With the Young Initiative’s support, much of this work was done by Oxy students Jordan Walker ’21 and Wafa Abedin ’21, culminating in separate research on the effects of road-building in Vietnam and the effects of violent protests in Ethiopia. The funds also supported Ngo’s participation in the Liberal Arts Colleges Development Economics Conference at Colby College in fall 2019.

Kirsten Wandschneider

The John Parke Young Initiative on the Global Political Economy supported Professor Kirsten Wandschneider’s project titled “The SmootHawley Trade War” (in collaboration with Kris Mitchener of Santa Clara University and Kevin Hjortshøj O’Rourke of NYU Abu Dhabi). In light of the growing trade war between the United States and China, this project draws on extensive data collection of bilateral trade flows for the interwar period, and new research on the SmootHawley Tariff Act of 1930, to answer the following questions: Did Smoot-Hawley lead to a wave of retaliation? And if so, what impact did this retaliation have on U.S. exports?

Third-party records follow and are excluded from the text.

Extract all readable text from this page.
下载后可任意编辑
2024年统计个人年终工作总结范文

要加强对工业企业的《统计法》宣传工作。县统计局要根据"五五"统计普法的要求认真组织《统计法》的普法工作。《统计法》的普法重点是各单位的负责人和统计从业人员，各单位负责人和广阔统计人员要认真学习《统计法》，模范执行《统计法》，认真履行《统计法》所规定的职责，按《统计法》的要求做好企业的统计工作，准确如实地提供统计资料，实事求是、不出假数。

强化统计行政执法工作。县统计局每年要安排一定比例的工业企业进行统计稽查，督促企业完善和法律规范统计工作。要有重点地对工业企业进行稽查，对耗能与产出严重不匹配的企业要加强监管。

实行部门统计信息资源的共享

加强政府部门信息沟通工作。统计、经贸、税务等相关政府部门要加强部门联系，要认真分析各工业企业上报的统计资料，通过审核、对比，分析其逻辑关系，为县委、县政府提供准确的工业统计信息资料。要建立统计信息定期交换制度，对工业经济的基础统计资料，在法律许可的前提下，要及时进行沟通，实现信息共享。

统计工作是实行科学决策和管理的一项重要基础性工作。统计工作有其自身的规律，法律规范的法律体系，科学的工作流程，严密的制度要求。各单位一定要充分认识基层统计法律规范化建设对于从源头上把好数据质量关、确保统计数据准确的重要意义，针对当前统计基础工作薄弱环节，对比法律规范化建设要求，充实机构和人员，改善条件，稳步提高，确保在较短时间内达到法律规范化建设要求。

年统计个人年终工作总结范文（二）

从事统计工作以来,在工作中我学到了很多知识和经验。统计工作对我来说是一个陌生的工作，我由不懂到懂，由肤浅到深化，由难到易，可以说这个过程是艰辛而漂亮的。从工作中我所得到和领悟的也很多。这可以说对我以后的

The authors found that several countries protested the Smoot-Hawley tariff while others went further and retaliated: U.S. exports to these retaliating countries fell by between 12 percent and 22 percent. This effect generated substantial welfare losses and presents a cautionary tale for contemporary U.S. trade policy. The Young Initiative enabled the hiring of a student research assistant for the 2019-20 academic year to support the data collection. Wandschneider also received travel funding to present the results of this research at the LACDev-Econ History Conference in Waterville, Maine, and the Mountain West Economic History Conference in Logan, Utah.